11. These sentiments were echoed by the views of Denham J. (as she then was) in delivering the judgment of the Supreme Court where she said:
      “19. The question which arises for determination is whether the acts alleged on the warrant show a link with the requested person. It is not necessary to show a prima facie case. It is not necessary to show a “strong” case. The issue of guilt or innocence is for the jury in the requesting state.

      20. This case is one of circumstantial evidence. There is no reason why an accusation of a crime based upon circumstantial evidence could not be the basis for a European arrest warrant. It is necessary to look at the facts alleged in each warrant.”

12. I am therefore satisfied that in respect of the three offences alleged, sufficient links to the respondent has been demonstrated and further, that the offences with which she is charged can correspond to offences under the law of the State thus satisfying the requirements of s. 38. The evidence further established that there are no proceedings in the State pending or being considered against the respondent for an offence and thus the s. 42 prohibition on surrender does not arise.

Excessive Delay
13. The EAW expressly refers to the fact that the respondent absconded while on bail and whilst the respondent complains of delay in execution of the warrant in his affidavit, he offers no evidence in relation to this allegation in the warrant. Counsel for the respondent in argument did not seek to place emphasis on this point and rightly so in my view as there is absolutely no evidence put forward by the respondent that he has been prejudiced in any way by the delay. Although he says he was a juvenile at the material time, he does not explain why this does or could result in prejudice to him. Accordingly, this complaint is not made out.

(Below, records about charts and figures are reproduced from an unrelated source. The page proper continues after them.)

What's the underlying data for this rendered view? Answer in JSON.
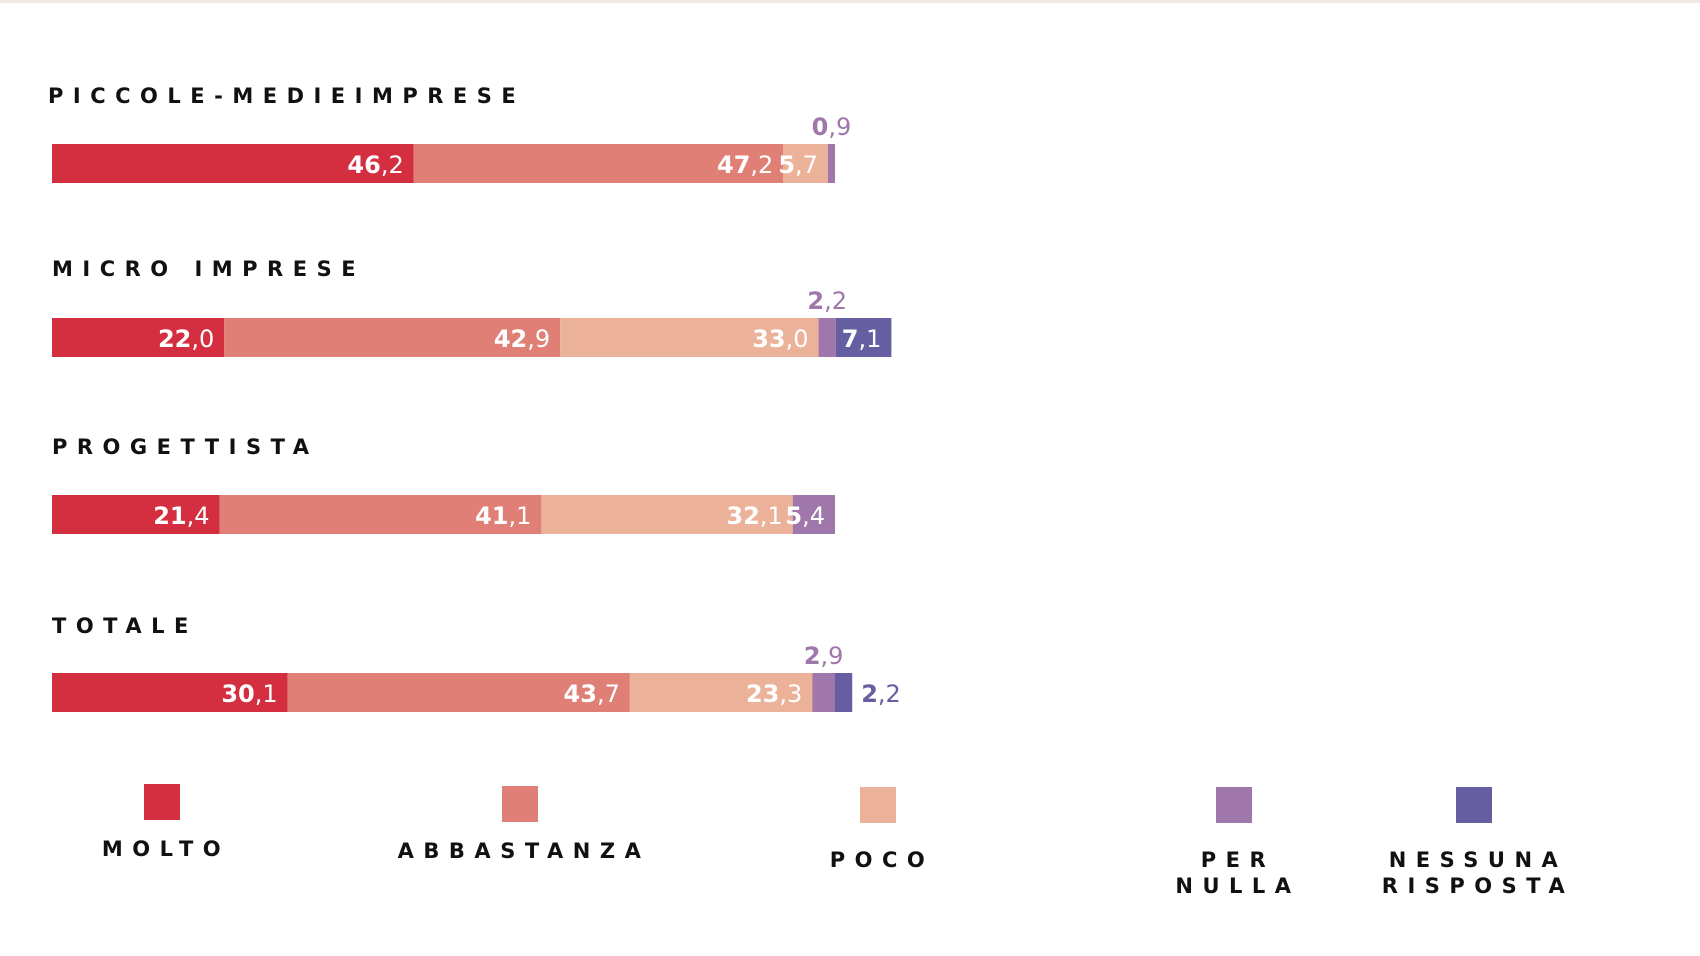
{
  "chart_data": {
    "type": "bar",
    "orientation": "horizontal-stacked",
    "categories": [
      "PICCOLE-MEDIEIMPRESE",
      "MICRO IMPRESE",
      "PROGETTISTA",
      "TOTALE"
    ],
    "series": [
      {
        "name": "MOLTO",
        "color": "#d42e41",
        "values": [
          46.2,
          22.0,
          21.4,
          30.1
        ]
      },
      {
        "name": "ABBASTANZA",
        "color": "#e07f75",
        "values": [
          47.2,
          42.9,
          41.1,
          43.7
        ]
      },
      {
        "name": "POCO",
        "color": "#ecb199",
        "values": [
          5.7,
          33.0,
          32.1,
          23.3
        ]
      },
      {
        "name": "PER NULLA",
        "color": "#9f77aa",
        "values": [
          0.9,
          2.2,
          5.4,
          2.9
        ]
      },
      {
        "name": "NESSUNA RISPOSTA",
        "color": "#655ea0",
        "values": [
          0,
          7.1,
          0,
          2.2
        ]
      }
    ],
    "value_labels": [
      [
        {
          "int": "46",
          "dec": ",2"
        },
        {
          "int": "47",
          "dec": ",2"
        },
        {
          "int": "5",
          "dec": ",7"
        },
        {
          "int": "0",
          "dec": ",9"
        },
        null
      ],
      [
        {
          "int": "22",
          "dec": ",0"
        },
        {
          "int": "42",
          "dec": ",9"
        },
        {
          "int": "33",
          "dec": ",0"
        },
        {
          "int": "2",
          "dec": ",2"
        },
        {
          "int": "7",
          "dec": ",1"
        }
      ],
      [
        {
          "int": "21",
          "dec": ",4"
        },
        {
          "int": "41",
          "dec": ",1"
        },
        {
          "int": "32",
          "dec": ",1"
        },
        {
          "int": "5",
          "dec": ",4"
        },
        null
      ],
      [
        {
          "int": "30",
          "dec": ",1"
        },
        {
          "int": "43",
          "dec": ",7"
        },
        {
          "int": "23",
          "dec": ",3"
        },
        {
          "int": "2",
          "dec": ",9"
        },
        {
          "int": "2",
          "dec": ",2"
        }
      ]
    ],
    "legend_lines": [
      [
        "MOLTO"
      ],
      [
        "ABBASTANZA"
      ],
      [
        "POCO"
      ],
      [
        "PER",
        "NULLA"
      ],
      [
        "NESSUNA",
        "RISPOSTA"
      ]
    ],
    "legend_position": "bottom",
    "grid": false
  }
}
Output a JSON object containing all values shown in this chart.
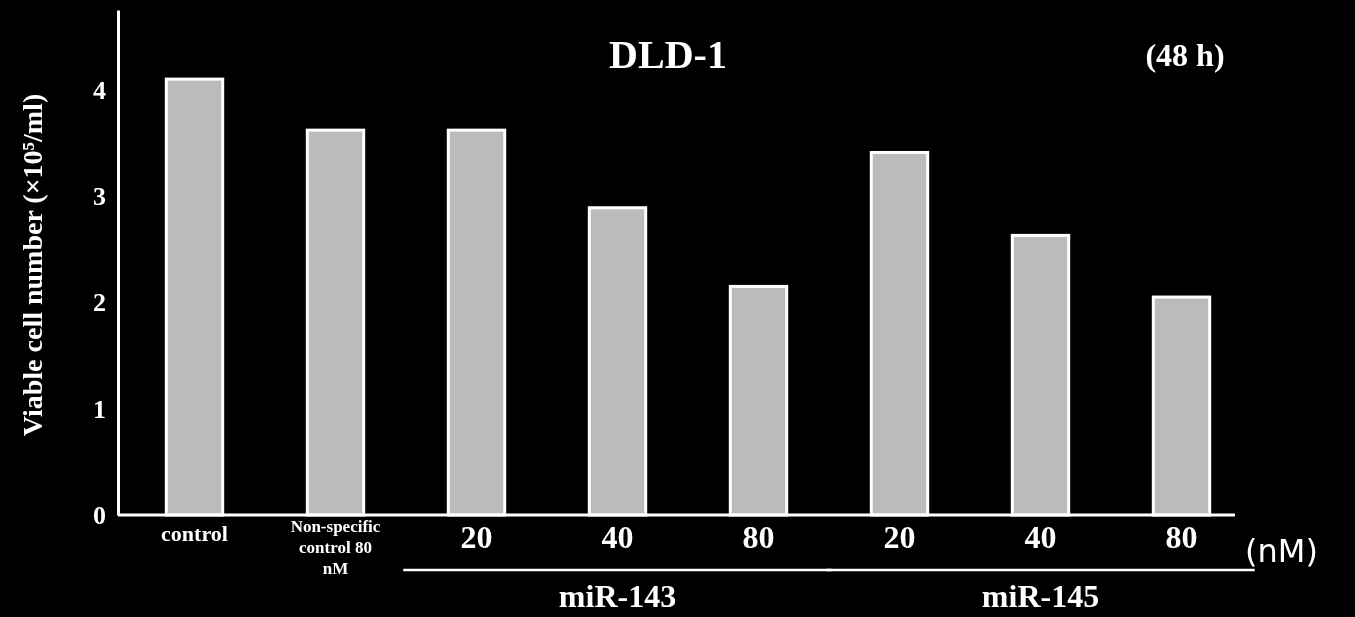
{
  "chart_data": {
    "type": "bar",
    "title": "DLD-1",
    "subtitle": "(48 h)",
    "ylabel": "Viable cell number (×10⁵/ml)",
    "categories": [
      "control",
      "Non-specific control 80 nM",
      "20",
      "40",
      "80",
      "20",
      "40",
      "80"
    ],
    "values": [
      4.1,
      3.62,
      3.62,
      2.89,
      2.15,
      3.41,
      2.63,
      2.05
    ],
    "color": "#bbbbbb",
    "ylim": [
      0,
      4.75
    ],
    "yticks": [
      0,
      1,
      2,
      3,
      4
    ],
    "grid": false,
    "annotations": [
      "miR-143",
      "miR-145",
      "(nM)"
    ]
  }
}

The Surrender Would be Disproportionate
14. Other than vague statements of breach of his rights in the notice of objection, unsupported by anything in his affidavit, the respondent puts forward no basis for the allegation of disproportionality and accordingly it cannot be sustained.

Abuse of Process
15. This point was neither explained or pursued in argument and thus has no basis.

16. I am therefore satisfied that none of the points of objection raised by the respondent have any merit.

S.42 of the Act
17. By letter of the 14th August, 2015, the DPP has confirmed that there is no prosecution either being considered or pending in this jurisdiction in relation to any of the matters the subject of the EAW and I am therefore satisfied that there is no bar to the respondent’s surrender under s. 42.

18. I will accordingly order the respondent’s surrender pursuant to the EAW.